一 问题背景
公司系统中每天有大量的后台任务需要调度执行,如构建索引、统计报表、周期同步数据等等,要求任务调度系统具备高可用性、负载均衡特性,可以管理并监控任务的执行流程,以保证任务的正确执行。
但是最近 一直出现,到达时间节点,多节点几乎同时跑一个任务的情况。并且,在指定节点运行之后,依旧无效。
二 历史选择实践方案
2.1 Crontab+SQL
每天晚上运行定时任务,通过SQL脚本+crontab方式执行,例如,
#crm
0 2 * * * /xxx/mtcrm/shell/mtcrm_daily_stat.sql //每天凌晨2:00执行统计
30 7 * * * /xxx/mtcrm/shell/mtcrm_data_fix.sql //每天早上7:30执行数据修复
该方案存在以下问题:
直接访问数据库,各系统业务接口没有重用。
完成复杂业务需求时,会引入过多中间表。
业务逻辑计算完全依赖SQL,增大数据库压力。
任务失败无法自动恢复。
2.1 Python+SQL
采用python脚本(多数据源)+SQL方式执行,例如,
def connectCRM():
return MySQLdb.Connection("host1", "uname", "xxx", "crm", 3306, charset="utf8")
def connectTemp():
return MySQLdb.Connection("host1", "uname", "xxx", "temp", 3306, charset="utf8")
该方案存在问题:
直接访问数据,需要理解各系统的数据结构,无法满足动态任务问题,各系统业务接口没有重用。
无负载均衡。
任务失败无法恢复。
在JAVA语言开发中出现异构,且很难统一到自动部署系统中。
2.3 Spring+JDK Timer
该方案使用spring+JDK Timer方式,调用接口完成定时任务,在分布式部署环境下,防止多个节点同时运行任务,需要写死host,控制在一台服务器上执行task。
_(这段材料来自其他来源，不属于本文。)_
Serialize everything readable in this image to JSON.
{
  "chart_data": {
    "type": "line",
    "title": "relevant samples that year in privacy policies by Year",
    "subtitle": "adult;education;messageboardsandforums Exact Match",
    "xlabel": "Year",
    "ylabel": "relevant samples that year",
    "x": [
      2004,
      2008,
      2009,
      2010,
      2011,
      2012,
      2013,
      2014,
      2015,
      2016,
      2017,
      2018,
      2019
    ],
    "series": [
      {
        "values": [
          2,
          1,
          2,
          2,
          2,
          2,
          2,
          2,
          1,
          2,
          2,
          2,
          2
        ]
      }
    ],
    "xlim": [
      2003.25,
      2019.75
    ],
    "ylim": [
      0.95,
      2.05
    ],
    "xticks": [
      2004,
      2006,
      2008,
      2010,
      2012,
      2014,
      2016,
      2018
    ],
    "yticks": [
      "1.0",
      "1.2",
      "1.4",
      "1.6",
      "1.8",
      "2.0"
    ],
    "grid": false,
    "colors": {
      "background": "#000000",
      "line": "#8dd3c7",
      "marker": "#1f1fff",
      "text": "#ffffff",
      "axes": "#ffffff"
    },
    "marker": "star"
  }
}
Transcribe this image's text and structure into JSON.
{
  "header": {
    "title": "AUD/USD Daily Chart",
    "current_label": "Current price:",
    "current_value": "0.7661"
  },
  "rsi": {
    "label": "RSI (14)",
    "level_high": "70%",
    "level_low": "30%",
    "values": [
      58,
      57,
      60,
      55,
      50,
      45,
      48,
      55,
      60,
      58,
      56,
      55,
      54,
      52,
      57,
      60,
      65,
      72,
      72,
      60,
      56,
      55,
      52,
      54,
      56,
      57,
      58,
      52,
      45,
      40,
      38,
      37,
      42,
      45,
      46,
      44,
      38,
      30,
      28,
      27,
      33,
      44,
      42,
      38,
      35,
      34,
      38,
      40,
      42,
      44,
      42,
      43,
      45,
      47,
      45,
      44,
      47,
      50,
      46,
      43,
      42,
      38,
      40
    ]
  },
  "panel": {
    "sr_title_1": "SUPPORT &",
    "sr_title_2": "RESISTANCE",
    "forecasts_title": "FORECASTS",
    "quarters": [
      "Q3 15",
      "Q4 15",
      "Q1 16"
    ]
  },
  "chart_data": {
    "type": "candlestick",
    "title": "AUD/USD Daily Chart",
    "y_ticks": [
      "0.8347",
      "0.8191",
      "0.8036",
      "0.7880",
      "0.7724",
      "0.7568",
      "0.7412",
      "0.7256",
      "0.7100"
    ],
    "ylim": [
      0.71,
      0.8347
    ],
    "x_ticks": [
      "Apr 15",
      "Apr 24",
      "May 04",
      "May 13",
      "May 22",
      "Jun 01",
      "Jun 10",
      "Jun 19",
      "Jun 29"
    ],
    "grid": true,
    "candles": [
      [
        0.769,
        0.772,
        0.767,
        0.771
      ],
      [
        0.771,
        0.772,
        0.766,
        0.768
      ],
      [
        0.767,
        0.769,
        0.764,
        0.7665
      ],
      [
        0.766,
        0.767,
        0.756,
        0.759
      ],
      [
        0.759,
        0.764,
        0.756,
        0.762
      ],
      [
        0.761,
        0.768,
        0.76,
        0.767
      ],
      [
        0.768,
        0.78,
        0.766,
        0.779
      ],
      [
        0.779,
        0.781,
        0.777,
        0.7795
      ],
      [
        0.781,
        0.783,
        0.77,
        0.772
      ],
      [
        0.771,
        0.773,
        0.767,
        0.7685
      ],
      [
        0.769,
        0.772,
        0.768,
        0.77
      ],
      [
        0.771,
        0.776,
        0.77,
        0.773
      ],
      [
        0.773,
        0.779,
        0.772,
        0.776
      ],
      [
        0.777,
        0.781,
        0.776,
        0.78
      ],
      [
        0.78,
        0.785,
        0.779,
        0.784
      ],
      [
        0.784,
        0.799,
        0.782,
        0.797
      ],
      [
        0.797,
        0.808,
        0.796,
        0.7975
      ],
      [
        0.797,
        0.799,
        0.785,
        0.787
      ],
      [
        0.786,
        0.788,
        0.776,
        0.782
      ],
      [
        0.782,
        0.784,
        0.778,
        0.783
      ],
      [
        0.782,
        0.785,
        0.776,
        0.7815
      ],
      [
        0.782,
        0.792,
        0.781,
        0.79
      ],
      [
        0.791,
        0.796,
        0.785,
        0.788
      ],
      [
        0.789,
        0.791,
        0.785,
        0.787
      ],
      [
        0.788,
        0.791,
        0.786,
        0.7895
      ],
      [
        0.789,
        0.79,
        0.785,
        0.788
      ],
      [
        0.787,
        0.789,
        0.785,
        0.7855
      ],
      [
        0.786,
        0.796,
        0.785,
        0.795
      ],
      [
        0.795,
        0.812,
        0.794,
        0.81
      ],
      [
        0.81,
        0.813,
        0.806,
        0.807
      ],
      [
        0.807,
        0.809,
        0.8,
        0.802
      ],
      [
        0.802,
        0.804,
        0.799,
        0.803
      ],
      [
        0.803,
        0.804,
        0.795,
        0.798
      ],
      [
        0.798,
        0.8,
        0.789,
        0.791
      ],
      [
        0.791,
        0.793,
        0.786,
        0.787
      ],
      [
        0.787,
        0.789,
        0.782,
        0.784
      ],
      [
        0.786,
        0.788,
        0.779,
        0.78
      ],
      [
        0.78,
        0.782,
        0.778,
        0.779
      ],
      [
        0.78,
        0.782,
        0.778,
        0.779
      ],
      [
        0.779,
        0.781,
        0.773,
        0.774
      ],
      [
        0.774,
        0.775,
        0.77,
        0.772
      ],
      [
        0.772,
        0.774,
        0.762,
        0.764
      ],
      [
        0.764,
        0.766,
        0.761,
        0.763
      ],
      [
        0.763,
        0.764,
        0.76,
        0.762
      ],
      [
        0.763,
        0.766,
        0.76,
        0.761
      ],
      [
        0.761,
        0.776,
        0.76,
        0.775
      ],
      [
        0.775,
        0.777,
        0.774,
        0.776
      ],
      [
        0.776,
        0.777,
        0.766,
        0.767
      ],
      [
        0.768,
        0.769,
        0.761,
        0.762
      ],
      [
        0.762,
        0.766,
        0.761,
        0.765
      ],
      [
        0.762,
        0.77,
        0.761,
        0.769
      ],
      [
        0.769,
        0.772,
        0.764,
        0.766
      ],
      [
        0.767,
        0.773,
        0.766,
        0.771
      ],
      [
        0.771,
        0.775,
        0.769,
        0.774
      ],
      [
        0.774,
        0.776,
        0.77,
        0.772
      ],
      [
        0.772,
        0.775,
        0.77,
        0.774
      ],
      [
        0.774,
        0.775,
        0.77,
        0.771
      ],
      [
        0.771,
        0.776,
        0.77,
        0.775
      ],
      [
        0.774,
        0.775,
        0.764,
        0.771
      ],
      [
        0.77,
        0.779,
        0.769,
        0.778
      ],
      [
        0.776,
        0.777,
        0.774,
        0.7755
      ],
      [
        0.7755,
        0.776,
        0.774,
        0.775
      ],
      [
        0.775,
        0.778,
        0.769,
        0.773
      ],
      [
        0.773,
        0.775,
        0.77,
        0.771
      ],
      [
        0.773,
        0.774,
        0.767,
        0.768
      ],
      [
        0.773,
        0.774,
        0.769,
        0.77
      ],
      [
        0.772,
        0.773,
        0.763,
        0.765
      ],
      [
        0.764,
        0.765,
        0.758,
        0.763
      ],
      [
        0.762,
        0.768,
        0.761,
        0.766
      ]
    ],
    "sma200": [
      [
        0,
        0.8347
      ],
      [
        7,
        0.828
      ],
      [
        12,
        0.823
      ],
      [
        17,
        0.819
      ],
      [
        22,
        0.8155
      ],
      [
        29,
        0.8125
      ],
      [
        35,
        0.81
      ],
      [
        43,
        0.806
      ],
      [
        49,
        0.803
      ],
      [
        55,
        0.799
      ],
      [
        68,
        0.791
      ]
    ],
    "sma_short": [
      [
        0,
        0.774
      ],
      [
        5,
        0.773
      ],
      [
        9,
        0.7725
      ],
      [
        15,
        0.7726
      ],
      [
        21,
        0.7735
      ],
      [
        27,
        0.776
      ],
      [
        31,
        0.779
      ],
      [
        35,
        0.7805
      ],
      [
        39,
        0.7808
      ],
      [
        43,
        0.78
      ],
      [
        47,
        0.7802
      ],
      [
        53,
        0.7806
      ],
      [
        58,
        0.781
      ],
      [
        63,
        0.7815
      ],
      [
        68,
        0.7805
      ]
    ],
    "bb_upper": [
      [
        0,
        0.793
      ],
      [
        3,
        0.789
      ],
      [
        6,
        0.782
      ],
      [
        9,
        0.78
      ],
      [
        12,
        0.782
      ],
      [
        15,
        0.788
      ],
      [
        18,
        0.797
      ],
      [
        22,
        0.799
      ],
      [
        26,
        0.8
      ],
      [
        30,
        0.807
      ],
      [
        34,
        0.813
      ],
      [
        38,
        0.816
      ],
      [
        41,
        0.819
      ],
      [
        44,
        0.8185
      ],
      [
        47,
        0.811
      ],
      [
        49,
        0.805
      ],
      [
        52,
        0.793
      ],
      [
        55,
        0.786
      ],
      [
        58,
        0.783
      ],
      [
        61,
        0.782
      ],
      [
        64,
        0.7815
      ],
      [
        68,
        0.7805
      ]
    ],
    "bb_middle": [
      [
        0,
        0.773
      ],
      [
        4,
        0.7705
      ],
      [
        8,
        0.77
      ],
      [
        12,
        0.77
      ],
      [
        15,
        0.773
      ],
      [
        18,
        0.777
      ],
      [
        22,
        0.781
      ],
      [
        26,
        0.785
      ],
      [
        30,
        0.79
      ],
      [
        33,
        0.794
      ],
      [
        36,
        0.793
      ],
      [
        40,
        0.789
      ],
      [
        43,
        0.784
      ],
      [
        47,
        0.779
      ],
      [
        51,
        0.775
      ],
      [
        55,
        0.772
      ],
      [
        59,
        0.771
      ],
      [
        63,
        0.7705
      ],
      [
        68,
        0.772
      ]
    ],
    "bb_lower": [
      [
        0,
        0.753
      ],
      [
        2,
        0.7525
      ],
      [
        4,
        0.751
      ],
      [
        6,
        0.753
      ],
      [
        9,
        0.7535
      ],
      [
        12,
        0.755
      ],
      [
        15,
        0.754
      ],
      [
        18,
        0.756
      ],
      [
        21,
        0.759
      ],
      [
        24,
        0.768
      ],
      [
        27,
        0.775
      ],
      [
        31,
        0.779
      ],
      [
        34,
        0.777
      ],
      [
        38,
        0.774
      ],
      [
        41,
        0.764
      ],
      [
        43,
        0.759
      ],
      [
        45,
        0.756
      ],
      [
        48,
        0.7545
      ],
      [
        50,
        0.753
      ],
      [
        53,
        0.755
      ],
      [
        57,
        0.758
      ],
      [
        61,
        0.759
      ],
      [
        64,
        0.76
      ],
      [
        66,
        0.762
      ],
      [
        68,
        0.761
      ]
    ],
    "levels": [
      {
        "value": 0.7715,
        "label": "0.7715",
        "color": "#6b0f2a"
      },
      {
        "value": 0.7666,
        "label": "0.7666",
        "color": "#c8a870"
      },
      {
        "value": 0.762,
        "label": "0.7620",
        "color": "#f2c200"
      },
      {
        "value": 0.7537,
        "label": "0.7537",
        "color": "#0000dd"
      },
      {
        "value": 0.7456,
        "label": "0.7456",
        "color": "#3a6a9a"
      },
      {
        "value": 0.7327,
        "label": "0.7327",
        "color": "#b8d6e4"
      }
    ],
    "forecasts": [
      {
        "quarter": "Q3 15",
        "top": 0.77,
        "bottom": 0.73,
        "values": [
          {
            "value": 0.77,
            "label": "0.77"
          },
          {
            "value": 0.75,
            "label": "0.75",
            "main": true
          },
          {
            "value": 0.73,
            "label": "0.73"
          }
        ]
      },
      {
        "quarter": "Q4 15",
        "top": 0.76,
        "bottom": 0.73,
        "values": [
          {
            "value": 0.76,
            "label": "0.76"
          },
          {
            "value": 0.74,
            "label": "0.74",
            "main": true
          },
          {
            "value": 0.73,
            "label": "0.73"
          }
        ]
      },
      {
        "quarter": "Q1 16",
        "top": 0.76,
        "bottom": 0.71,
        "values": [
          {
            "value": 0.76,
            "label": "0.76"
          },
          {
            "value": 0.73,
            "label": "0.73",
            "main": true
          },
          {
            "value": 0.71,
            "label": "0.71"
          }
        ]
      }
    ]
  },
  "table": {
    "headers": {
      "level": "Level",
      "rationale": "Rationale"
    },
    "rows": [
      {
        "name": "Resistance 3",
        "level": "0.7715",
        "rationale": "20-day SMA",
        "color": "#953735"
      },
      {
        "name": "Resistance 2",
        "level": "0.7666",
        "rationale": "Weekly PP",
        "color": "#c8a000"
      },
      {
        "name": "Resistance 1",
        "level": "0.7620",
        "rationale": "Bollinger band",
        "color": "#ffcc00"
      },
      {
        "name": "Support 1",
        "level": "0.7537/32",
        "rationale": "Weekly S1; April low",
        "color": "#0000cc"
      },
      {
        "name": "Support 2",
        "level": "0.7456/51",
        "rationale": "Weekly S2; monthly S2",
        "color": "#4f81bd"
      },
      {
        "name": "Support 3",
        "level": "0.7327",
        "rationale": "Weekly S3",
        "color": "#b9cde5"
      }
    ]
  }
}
<bean id="accountStatusTaskScanner" class="xxx.crm.service.impl.AccountStatusTaskScanner" />
<task:scheduler id="taskScheduler" pool-size="5" />
<task:scheduled-tasks scheduler="taskScheduler">
<task:scheduled ref="accountStatusTaskScanner" method="execute" cron="0 0 1 * * ?" />
</task:scheduled-tasks>
该方案较方案1,2有很大改进,但仍存在以下问题:
步骤复杂、分散,任务量增大的情况下,很难扩展
使用写死服务器Host的方式执行task,存在单点风险,负载均衡手动完成。
应用重启,任务无法自动恢复。
CRM系统定时任务走过了很多弯路:定时任务多种实现方式,使配置和代码分散在多处,难以维护和监控;任务执行过程没有保证,没有错误恢复;任务执 行异常没有反馈(邮件);没有集群支持、负载均衡。CRM系统需要分布式的任务调度框架,统一解决问题,Java可以使用的任务调度框架有 Quartz,Jcrontab,cron4j,我们选择了Quartz。
3 使用Quartz
Quart是一个具有丰富功能的,开源的任务管理库,可以与任何Java应用进行组合使用。
运行环境
Quartz can run embedded within another free standing application
Quartz can be instantiated within an application server (or servlet container), and participate in XA transactions
Quartz can run as a stand-alone program (within its own Java Virtual Machine), to be used via RMI
Quartz can be instantiated as a cluster of stand-alone programs (with load-balance and fail-over capabilities) for the execution of jobs
任务调度
当触发器触发时,任务被有规划的允许。触发器可以被创建以一下形式。
a. 一天中的特定时间
b.一周的某些特定天
c.一月的特定天
not on certain days listed within a registered Calendar (such as business holidays)
repeated a specific number of times
repeated until a specific time/date
repeated indefinitely
repeated with a delay interval
Jobs are given names by their creator and can also be organized into named groups. Triggers may also be given names and placed into groups, in order to easily organize them within the scheduler. Jobs can be added to the scheduler once, but registered with multiple Triggers. Within an enterprise Java environment, Jobs can perform their work as part of a distributed (XA) transaction.
任务执行
Jobs can be any Java class that implements the simple Job interface, leaving infinite possibilities for the work your Jobs can perform.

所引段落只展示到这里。